From Progarchives.com, the ultimate progressive rock music website

TheGazzardian
Prog Reviewer
3 stars You release a pair of albums like OK Computer and Kid A, you set up a lot of expectations for every album you release thereafter. There'll be those who were stunned by both albums, elevate you to the status of genius, and immediately assume everything else you release will also be genius. There'll be those who liked them but assume that you have now peaked and will look at everything else with a jaded eye. And there will be those who just didn't "get it" and who look to new albums to prove that the hype is empty. You greatly reduce the possibility that someone will be able to come to your music without some pre-conceived notion of how good the music will be.

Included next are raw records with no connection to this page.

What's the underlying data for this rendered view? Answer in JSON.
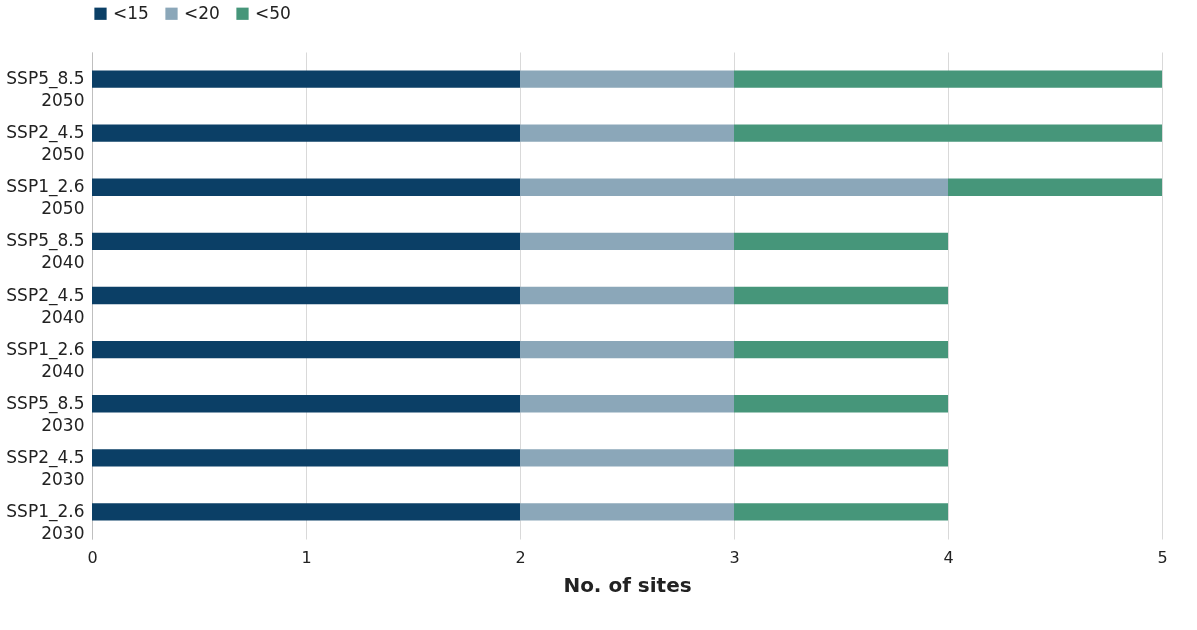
{
  "chart_data": {
    "type": "bar",
    "orientation": "horizontal",
    "stacked": true,
    "xlabel": "No. of sites",
    "categories": [
      "SSP5_8.5\n2050",
      "SSP2_4.5\n2050",
      "SSP1_2.6\n2050",
      "SSP5_8.5\n2040",
      "SSP2_4.5\n2040",
      "SSP1_2.6\n2040",
      "SSP5_8.5\n2030",
      "SSP2_4.5\n2030",
      "SSP1_2.6\n2030"
    ],
    "series": [
      {
        "name": "<15",
        "color": "#0b3f66",
        "values": [
          2,
          2,
          2,
          2,
          2,
          2,
          2,
          2,
          2
        ]
      },
      {
        "name": "<20",
        "color": "#8ba7b9",
        "values": [
          1,
          1,
          2,
          1,
          1,
          1,
          1,
          1,
          1
        ]
      },
      {
        "name": "<50",
        "color": "#46967a",
        "values": [
          2,
          2,
          1,
          1,
          1,
          1,
          1,
          1,
          1
        ]
      }
    ],
    "xlim": [
      0,
      5
    ],
    "xticks": [
      0,
      1,
      2,
      3,
      4,
      5
    ],
    "grid": "x",
    "legend": "top"
  }
}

Myself, I hadn't really listened to anything Radiohead released after Kid A, so I had no idea where to expect Radiohead to be at this point, ten years later. Well, they have advanced since Kid A, but stylistically, they are not very far off. Electronics remain an important part of Radioheads sound, as do the thin, fragile vocals of Thom Yorke. And honestly, from my perspective, these are good things. Kid A never impressed me as it did others, but there was a cold, sterile, clinical feel to the music that, when I was in the right mood, could floor me.

Here, we have a bit more warmth than we did on Kid A, which for me makes this album more listenable more often. There is something of an organic sound to the electronics this time, and I think that the guitar playing helps a lot as well. We are still talking music that emphasizes musical texture over melody. And there is a fragility to this music, partially because of Thom Yorke's unique singing style where at times he almost mumbles, and partially because of the music is not incredibly dense, but this fragility is countered with a solid base on the drums that creates a really interesting dynamic.

Being more approachable is good, but this album rarely reaches any high heights for me. Thom Yorke's mumbling makes some of the songs seem to lose out on their meaning; there are no great revelations here. Still, nothing bores here either.

Unsure? Check out the track Feral. It is the most perfect build up of atmosphere in this album, I think, although it is also the shortest track.